It is earnings season, that every-three-months ritual in which publicly traded companies reveal whether or not they made money while stock owners hold shaky fingers over mouse buttons, cursors resting on “sell.”
If the company is an oil company, the question is not whether it was profitable but, rather, how excessively profitable the company was. Did Dinosaur Oil top its $18 bajillion quarter of last year as analysts expected? Traders hold shaky fingers over mouse buttons, hoping the enormous profits were enormous enough.
This morning, Shell stepped up to the plate. From the Financial Times:
Shell said its profits on a clean current cost of supplies basis, which strips out changes in the value of oil inventories, and excluding identified items, stood at $5.6bn compared with $4.8bn a year ago — an increase of 15 per cent.
$5.6 billion in profit. That’s $62 million a day over the last three months. It’s $720 every second. Meaning that Shell would have earned:
Nice work if you can get it.
But for Shell, it wasn’t profit enough. The Financial Times calls the figure “disappointing.”
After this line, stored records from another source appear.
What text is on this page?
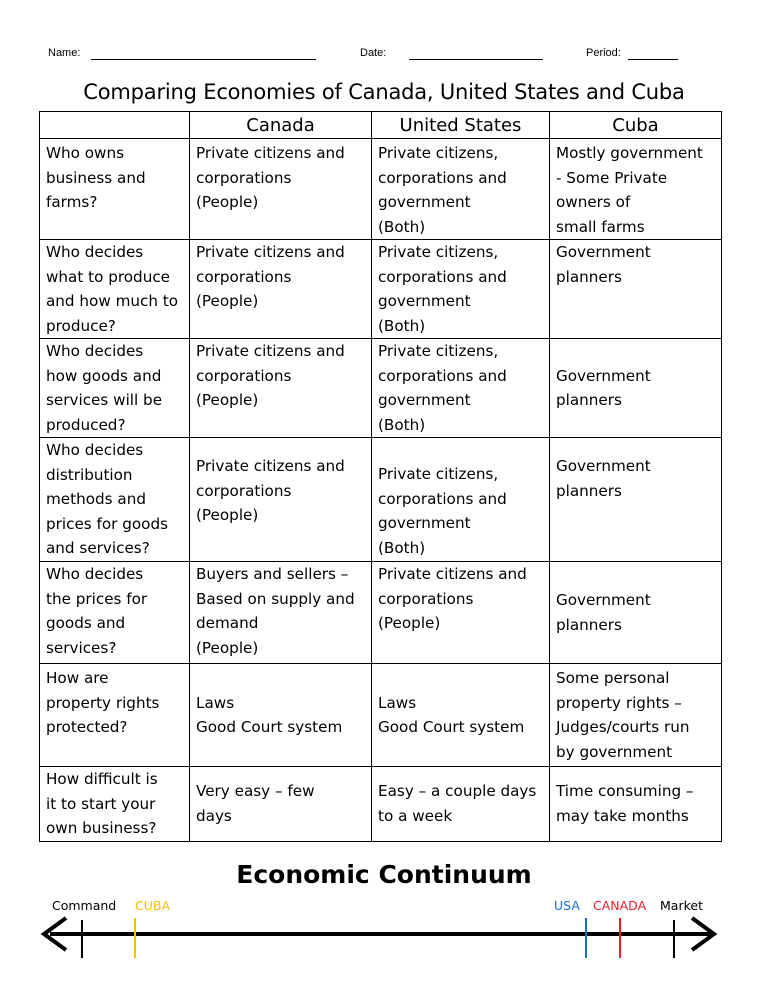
Name:	Date:	Period:
Comparing Economies of Canada, United States and Cuba
	Canada	United States	Cuba
Who owns
business and
farms?	Private citizens and
corporations
(People)	Private citizens,
corporations and
government
(Both)	Mostly government
- Some Private
owners of
small farms
Who decides
what to produce
and how much to
produce?	Private citizens and
corporations
(People)	Private citizens,
corporations and
government
(Both)	Government
planners
Who decides
how goods and
services will be
produced?	Private citizens and
corporations
(People)	Private citizens,
corporations and
government
(Both)	Government
planners
Who decides
distribution
methods and
prices for goods
and services?	Private citizens and
corporations
(People)	Private citizens,
corporations and
government
(Both)	Government
planners
Who decides
the prices for
goods and
services?	Buyers and sellers –
Based on supply and
demand
(People)	Private citizens and
corporations
(People)	Government
planners
How are
property rights
protected?	Laws
Good Court system	Laws
Good Court system	Some personal
property rights –
Judges/courts run
by government
How difficult is
it to start your
own business?	Very easy – few
days	Easy – a couple days
to a week	Time consuming –
may take months
Economic Continuum
Command CUBA	USA CANADA Market
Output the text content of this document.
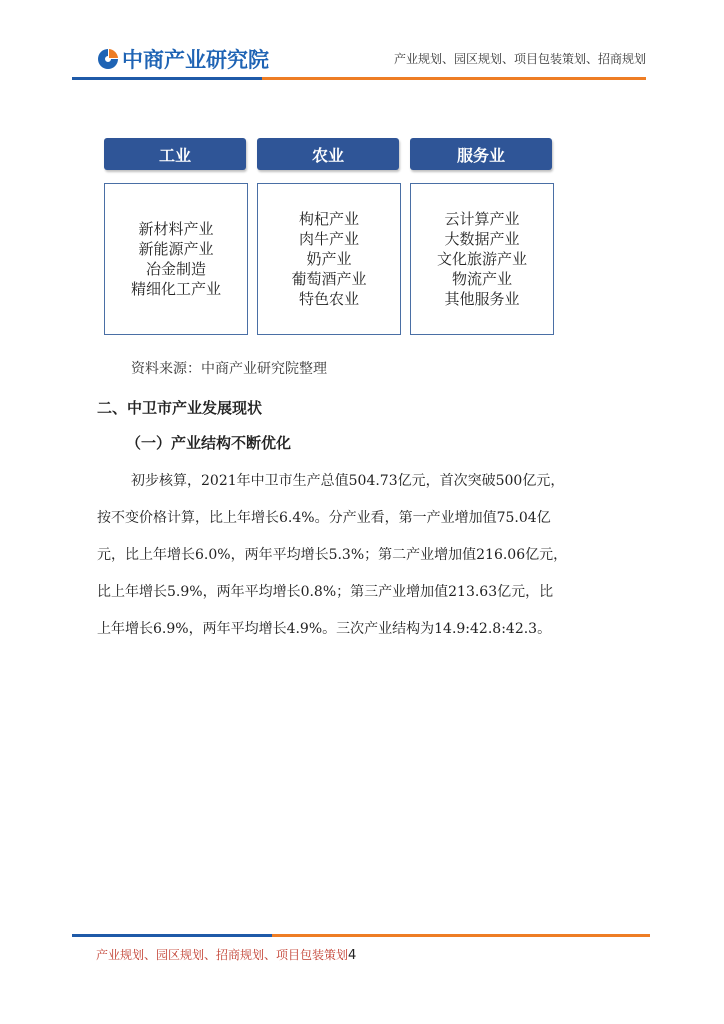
中商产业研究院	产业规划、园区规划、项目包装策划、招商规划
工业	农业	服务业
新材料产业
新能源产业
冶金制造
精细化工产业
枸杞产业
肉牛产业
奶产业
葡萄酒产业
特色农业
云计算产业
大数据产业
文化旅游产业
物流产业
其他服务业
资料来源：中商产业研究院整理
二、中卫市产业发展现状
（一）产业结构不断优化
初步核算，2021年中卫市生产总值504.73亿元，首次突破500亿元，
按不变价格计算，比上年增长6.4%。分产业看，第一产业增加值75.04亿
元，比上年增长6.0%，两年平均增长5.3%；第二产业增加值216.06亿元，
比上年增长5.9%，两年平均增长0.8%；第三产业增加值213.63亿元，比
上年增长6.9%，两年平均增长4.9%。三次产业结构为14.9:42.8:42.3。
产业规划、园区规划、招商规划、项目包装策划4
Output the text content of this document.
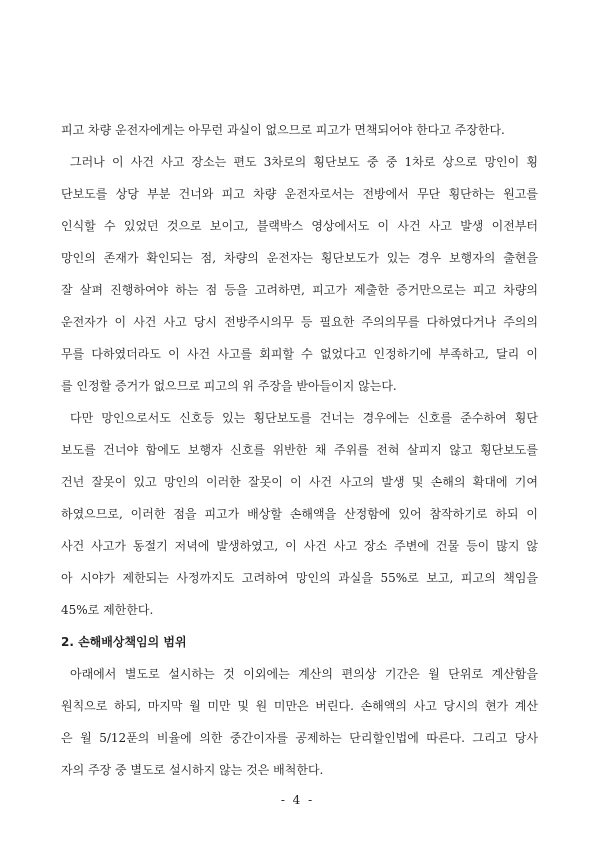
피고 차량 운전자에게는 아무런 과실이 없으므로 피고가 면책되어야 한다고 주장한다.
그러나 이 사건 사고 장소는 편도 3차로의 횡단보도 중 중 1차로 상으로 망인이 횡
단보도를 상당 부분 건너와 피고 차량 운전자로서는 전방에서 무단 횡단하는 원고를
인식할 수 있었던 것으로 보이고, 블랙박스 영상에서도 이 사건 사고 발생 이전부터
망인의 존재가 확인되는 점, 차량의 운전자는 횡단보도가 있는 경우 보행자의 출현을
잘 살펴 진행하여야 하는 점 등을 고려하면, 피고가 제출한 증거만으로는 피고 차량의
운전자가 이 사건 사고 당시 전방주시의무 등 필요한 주의의무를 다하였다거나 주의의
무를 다하였더라도 이 사건 사고를 회피할 수 없었다고 인정하기에 부족하고, 달리 이
를 인정할 증거가 없으므로 피고의 위 주장을 받아들이지 않는다.
다만 망인으로서도 신호등 있는 횡단보도를 건너는 경우에는 신호를 준수하여 횡단
보도를 건너야 함에도 보행자 신호를 위반한 채 주위를 전혀 살피지 않고 횡단보도를
건넌 잘못이 있고 망인의 이러한 잘못이 이 사건 사고의 발생 및 손해의 확대에 기여
하였으므로, 이러한 점을 피고가 배상할 손해액을 산정함에 있어 참작하기로 하되 이
사건 사고가 동절기 저녁에 발생하였고, 이 사건 사고 장소 주변에 건물 등이 많지 않
아 시야가 제한되는 사정까지도 고려하여 망인의 과실을 55%로 보고, 피고의 책임을
45%로 제한한다.
2. 손해배상책임의 범위
아래에서 별도로 설시하는 것 이외에는 계산의 편의상 기간은 월 단위로 계산함을
원칙으로 하되, 마지막 월 미만 및 원 미만은 버린다. 손해액의 사고 당시의 현가 계산
은 월 5/12푼의 비율에 의한 중간이자를 공제하는 단리할인법에 따른다. 그리고 당사
자의 주장 중 별도로 설시하지 않는 것은 배척한다.
- 4 -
[T]he result came in well below analysts’ estimates and Shell’s shares were trading down 1.3 per cent on Thursday morning.
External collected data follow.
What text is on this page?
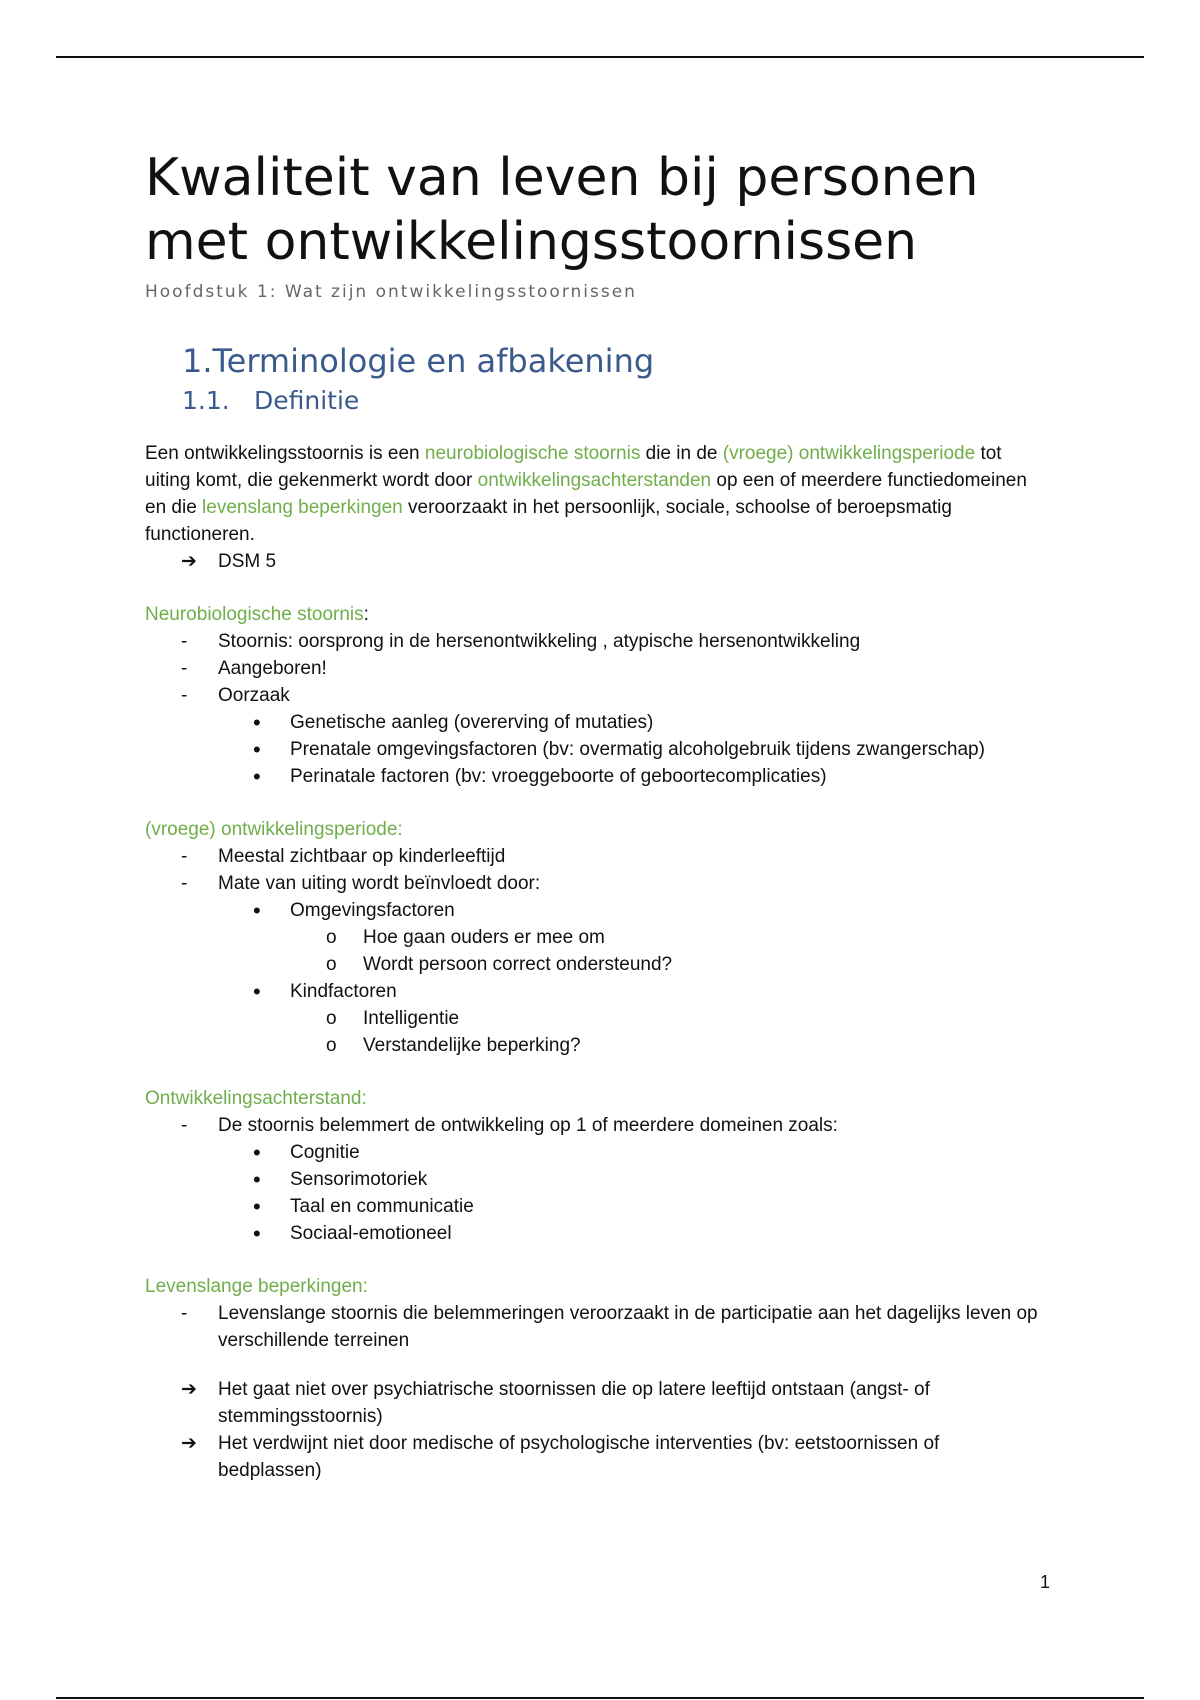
Kwaliteit van leven bij personen
met ontwikkelingsstoornissen
Hoofdstuk 1: Wat zijn ontwikkelingsstoornissen
1.Terminologie en afbakening
1.1. Definitie
Een ontwikkelingsstoornis is een neurobiologische stoornis die in de (vroege) ontwikkelingsperiode tot uiting komt, die gekenmerkt wordt door ontwikkelingsachterstanden op een of meerdere functiedomeinen en die levenslang beperkingen veroorzaakt in het persoonlijk, sociale, schoolse of beroepsmatig functioneren.
➔ DSM 5
Neurobiologische stoornis:
- Stoornis: oorsprong in de hersenontwikkeling , atypische hersenontwikkeling
- Aangeboren!
- Oorzaak
• Genetische aanleg (overerving of mutaties)
• Prenatale omgevingsfactoren (bv: overmatig alcoholgebruik tijdens zwangerschap)
• Perinatale factoren (bv: vroeggeboorte of geboortecomplicaties)
(vroege) ontwikkelingsperiode:
- Meestal zichtbaar op kinderleeftijd
- Mate van uiting wordt beïnvloedt door:
• Omgevingsfactoren
o Hoe gaan ouders er mee om
o Wordt persoon correct ondersteund?
• Kindfactoren
o Intelligentie
o Verstandelijke beperking?
Ontwikkelingsachterstand:
- De stoornis belemmert de ontwikkeling op 1 of meerdere domeinen zoals:
• Cognitie
• Sensorimotoriek
• Taal en communicatie
• Sociaal-emotioneel
Levenslange beperkingen:
- Levenslange stoornis die belemmeringen veroorzaakt in de participatie aan het dagelijks leven op verschillende terreinen
➔ Het gaat niet over psychiatrische stoornissen die op latere leeftijd ontstaan (angst- of stemmingsstoornis)
➔ Het verdwijnt niet door medische of psychologische interventies (bv: eetstoornissen of bedplassen)
1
Earnings in the US exploration and production business were impacted by the low prices it sold its oil for as well as the synthetic crude it produces at its Canadian oil sands operation. Analysts also pointed to a big hike in net capital spending this year, to $33bn for 2013 compared with $30bn last year, as Shell invests in its 30 projects under construction.
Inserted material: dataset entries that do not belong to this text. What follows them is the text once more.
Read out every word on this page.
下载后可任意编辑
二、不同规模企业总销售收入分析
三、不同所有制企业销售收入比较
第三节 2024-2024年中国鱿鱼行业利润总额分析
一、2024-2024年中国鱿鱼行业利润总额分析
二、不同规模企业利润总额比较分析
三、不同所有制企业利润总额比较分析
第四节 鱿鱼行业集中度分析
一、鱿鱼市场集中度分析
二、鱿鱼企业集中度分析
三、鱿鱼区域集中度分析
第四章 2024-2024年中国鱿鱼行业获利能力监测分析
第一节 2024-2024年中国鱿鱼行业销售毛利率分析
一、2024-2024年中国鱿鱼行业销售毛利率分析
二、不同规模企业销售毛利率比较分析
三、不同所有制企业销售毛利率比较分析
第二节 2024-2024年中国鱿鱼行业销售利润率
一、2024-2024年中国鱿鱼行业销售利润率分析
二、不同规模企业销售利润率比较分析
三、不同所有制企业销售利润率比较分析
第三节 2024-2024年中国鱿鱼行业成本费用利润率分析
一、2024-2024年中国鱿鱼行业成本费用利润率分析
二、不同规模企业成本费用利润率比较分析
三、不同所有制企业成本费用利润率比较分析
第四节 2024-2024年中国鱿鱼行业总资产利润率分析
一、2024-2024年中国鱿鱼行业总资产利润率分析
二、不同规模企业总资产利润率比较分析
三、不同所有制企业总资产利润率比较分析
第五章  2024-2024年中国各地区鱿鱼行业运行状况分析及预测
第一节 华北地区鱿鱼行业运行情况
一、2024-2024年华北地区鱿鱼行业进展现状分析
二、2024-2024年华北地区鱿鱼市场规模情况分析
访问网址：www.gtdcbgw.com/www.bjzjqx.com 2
That low price for tar-sands oil is something we’ve noted before — and is an increasingly severe problem for owners. Without a pipeline to the U.S., there’s little market for the stuff, and as time passes with no pipeline, the market here is becoming saturated with fracked oil.
It’s a weird world of overlapping alliances and competition, one that results in Shell making money hand over fist. We live in a world in which selling a product that is demonstrably undermining the stability of the global environment for a quarterly profit of only $5.6 billion is somehow a disappointment. Meaning that the system of fossil fuel extraction isn’t going anywhere for a while, no matter how many people click “sell.”